Paul Strand, 'The White Fence'

Paul Strand, 'The White Fence'

Paul Strand (1890-1976)
'The White Fence'
1916
Museum no. PH.374-1982

The Photograph

This image, taken in 1916, is a dramatic shift away from the Pictorialist photographic style that Strand had previously adopted and was still dominant at this time. Strand was breaking new ground in both subject matter and presentation. He chose the fence in order to show that an ordinary object (one which would not at that time have been considered an artistic subject) was invested with a striking aesthetic appeal. He represents the fence in sharp focus, its impact heightened by the out-of-focus buildings in the background. The power of the image suggests that Strand was declaring a new visual language for photography.

The Photographer

Paul Strand studied photography at the Ethical Culture High School in New York and had joined the classes of Lewis Hine. It was his interest in Pictorialist photography, however, that inspired him to become a professional photographer in 1912.

In 1913-14 Strand became interested in modern art such as the work of Picasso, Brancusi and Braque, which he saw at the '291' gallery and the Armory Show in 1913. He began to explore their work and to consider how photography could respond to modern art.

His work of 1915-17 was highly experimental and marked a radical shift in the vision of photography. The photographs he produced at this time are credited as being the first abstract still lifes and brutally candid shots intended as art rather than reportage photography. He used his great technical skill to create striking images that were always sensitive to the quality and substance of the subject matter.

Stieglitz was greatly impressed by his work, gave him a show at the '291' and reproduced his work in two editions of 'Camera Work' in 1916 and 1917. Strand continued to reassess photographic subject matter and presentation throughout the late 1910s and the 1920s producing, for example, close-ups of machinery and natural forms, and 'candid' portraits.

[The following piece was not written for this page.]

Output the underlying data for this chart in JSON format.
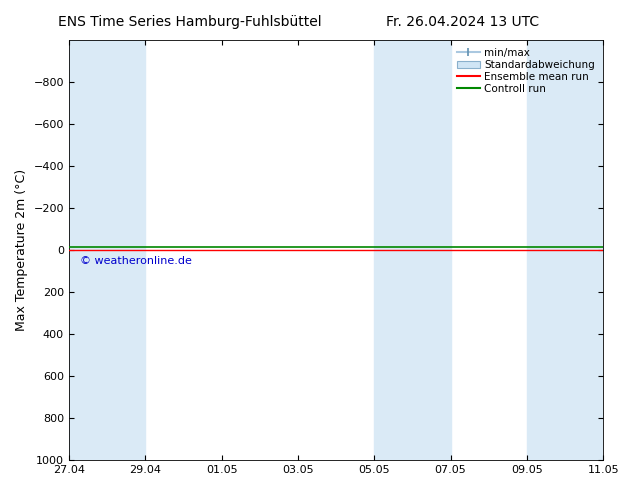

In the 1930s most of his creative energy was devoted to cinematography, working in Mexico and the USA. He returned to still photography in 1943 and travelled to many locations including Europe (he came to live in France), Africa, and the Middle East, producing enduring images of the people, their land and its details. He died in his home in Orgeval in France in 1976.

 

This photograph can be found in Print Room Box 13a.